MARKET REPORT: Newspaper publisher Johnston Press slumps 11% as it battles crippling £220m debts 


Johnston Press shares were hammered yesterday after the troubled newspaper publisher revealed it was in rescue talks that could see it sell its pension fund.

The owner of the i newspaper, The Scotsman and 200 local newspapers is in crisis talks with US hedge fund Golden Tree about restructuring its crippling £220million debts.

One of the options being considered is a so-called Regulated Apportionment Arrangement, which would allow it to dump its £609million pension scheme into the Pension Protection Fund.

If it goes down this road, Golden Tree would take control of Johnston Press.

Johnston Press  is in crisis talks with US hedge fund Golden Tree about restructuring its crippling £220m debts

Johnston Press  is in crisis talks with US hedge fund Golden Tree about restructuring its crippling £220m debts

Johnston Press is in crisis talks with US hedge fund Golden Tree about restructuring its crippling £220m debts

However, these types of arrangement are extremely rare and would need to be approved by both the Pensions Regulator and the pension lifeboat fund.

In a separate trading update, Johnston reported a 9 per cent fall in revenue in the first five months of the year, which sent shares plummeting 11.1 per cent, or 0.95p, to a record low of 7.55p.

The publisher said the EU’s tough new data protection rules had hit digital revenues. ‘We expect to see continued pressure on revenues in the second half of the year and a requirement for cost savings,’ it added.

The FTSE 100 fell 0.7 per cent, or 54.49 points, to 7686.8 after the pound strengthened sharply against both the dollar and the euro. The FTSE 250 edged 0.28 per cent, or 58.74 points lower, to 21051.86.

Stock Watch – Imaginatik 

Imaginatik shares crashed after the software firm walked away from a potential sale following a strategic review.

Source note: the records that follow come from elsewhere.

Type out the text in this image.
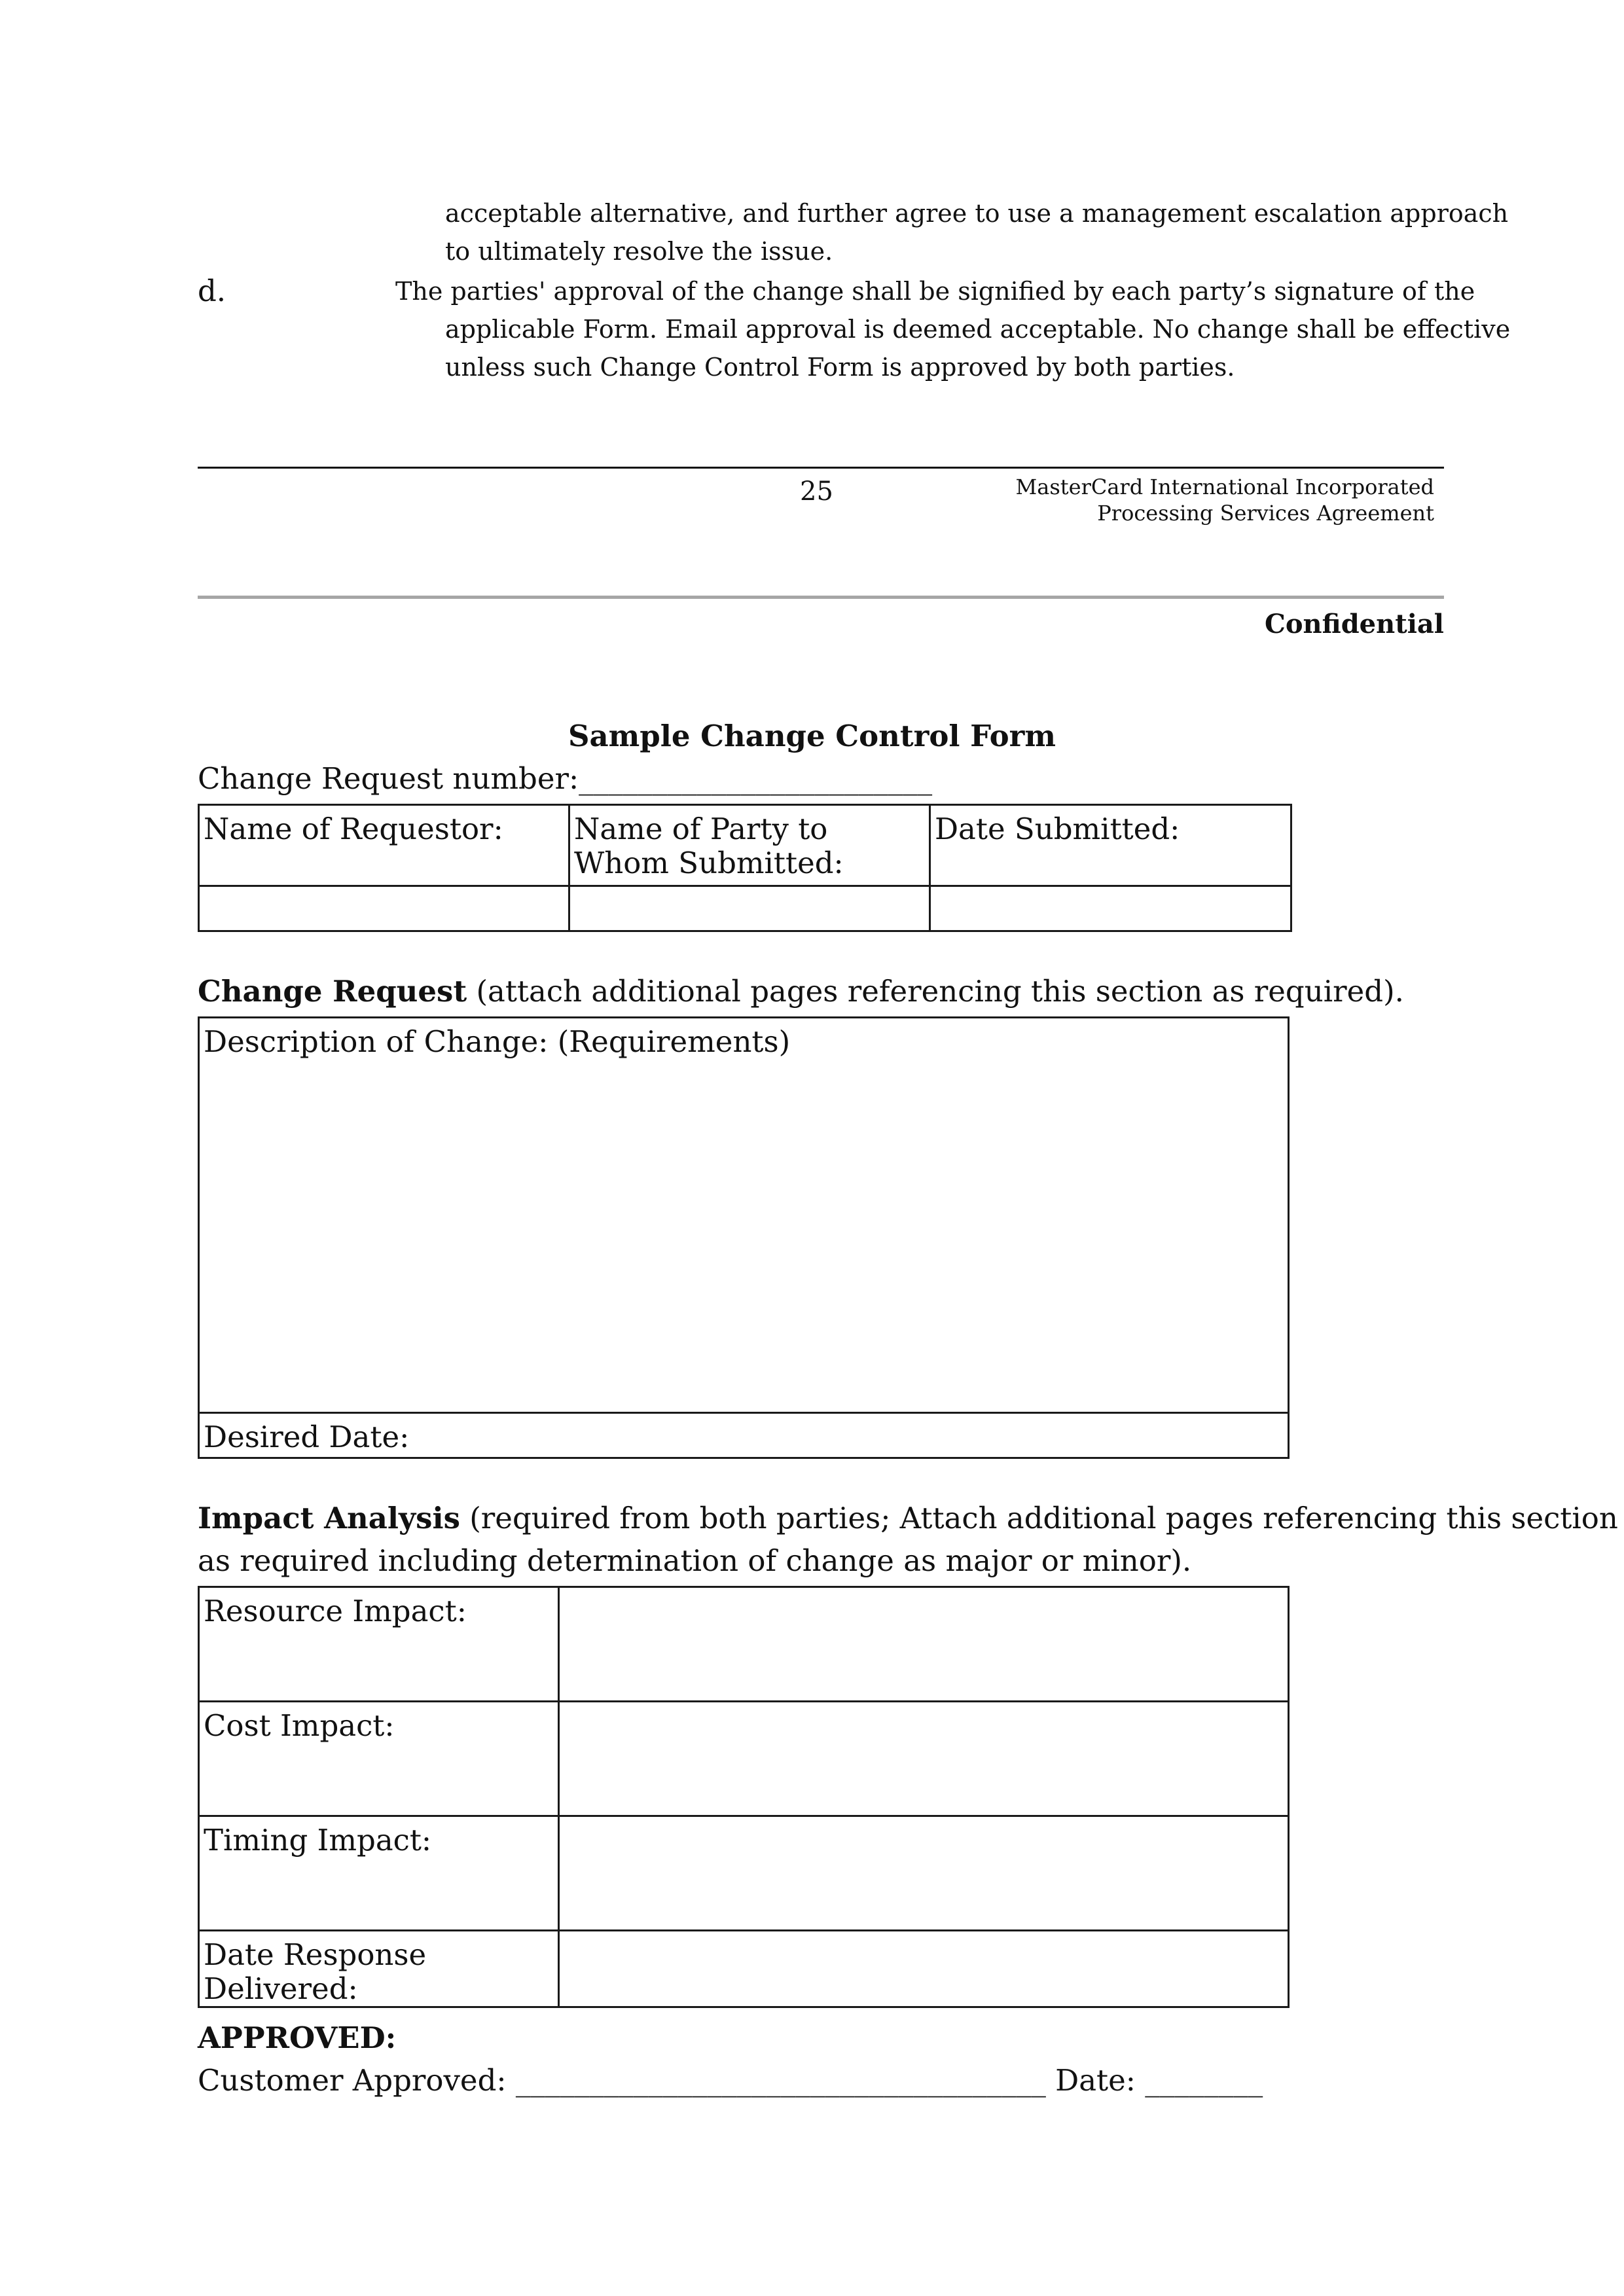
acceptable alternative, and further agree to use a management escalation approach
to ultimately resolve the issue.
d.	The parties' approval of the change shall be signified by each party’s signature of the
applicable Form. Email approval is deemed acceptable. No change shall be effective
unless such Change Control Form is approved by both parties.
25	MasterCard International Incorporated
Processing Services Agreement
Confidential
Sample Change Control Form
Change Request number:________________________
Name of Requestor:	Name of Party to Whom Submitted:	Date Submitted:

Change Request (attach additional pages referencing this section as required).
Description of Change: (Requirements)
Desired Date:
Impact Analysis (required from both parties; Attach additional pages referencing this section
as required including determination of change as major or minor).
Resource Impact:	
Cost Impact:	
Timing Impact:	
Date Response Delivered:	
APPROVED:
Customer Approved: ____________________________________ Date: ________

The struggling AIM-listed tiddler, which makes management software, said talks with interested parties had failed.

Instead Imaginatik has slashed £750,000 of costs and secured £225,000 of fresh funding as it battles to stay in business. Chairman Matt Cooper and chief executive Ralph Welborn had resigned.

Shares dived 48.6 per cent, or 0.54p, to 0.56p.

Analysts predict the situation at distressed advertising giant WPP will ‘get worse before it gets better’.

Berenberg says fees will come under pressure following the departure of chief executive Martin Sorrell, which will lead to a sharp fall in margins over the next two years. 

The warning comes amid speculation that Sorrell’s exit could result in the firm losing key contracts or even see it broken up and sold to rivals.

In a further blow, Berenberg slashed WPP’s rating to ‘sell’ as concerns grow over the group’s future profitability.

Sorrell, 73, made a shock return to the City with S4 Capital 48 hours after leaving the company he founded amid allegations of misconduct, which he denies.

In a note, Alastair Reid, analyst at Berenberg, said: ‘Regardless of the reasons for the recent management change, WPP’s first quarter relative performance versus peers, particularly in North America, showed that all is not well from an operational perspective.

‘We think that this will prove more difficult and costly to fix than consensus expects.’

Shares trundled 3 per cent, or 37.5p lower, to 1213p.

Carnival was rooted to the bottom of the FTSE 100 after Morgan Stanley slashed its target price from 5100p to 4800p to reflect falling demand for cruises and higher fuel costs. Shares sank 6.4 per cent, or 312p, to 4561p.

Royal Bank of Scotland was the second biggest faller on the blue-chip index after the Government sold 7.7 per cent of its 70 per cent stake in the bank at a £2.1billion loss. Shares slumped 5.3 per cent, or 14.9p, to 266p.

Shares in office space provider IWG flopped after Lone Star, the US private equity firm, backed away from a potential deal.

However, analyst Andrew Shepherd-Barron at broker Peel Hunt believes there will still be a competitive auction for the firm, with Prime Opportunities, TDR Capital and Starwood Capital still thought to be in the hunt.

Despite this, the broker cut IWG’s rating from ‘buy’ to ‘hold’, given its shares are already above estimates. IWG shares dipped 2 per cent, or 6.6p, to 313.3p.

On AIM, shares in private jet services firm Gama Aviation nose dived 12.6 per cent, or 28.5p, to 198p after it reported flat trading and warned of ‘somewhat challenging’ conditions in Europe.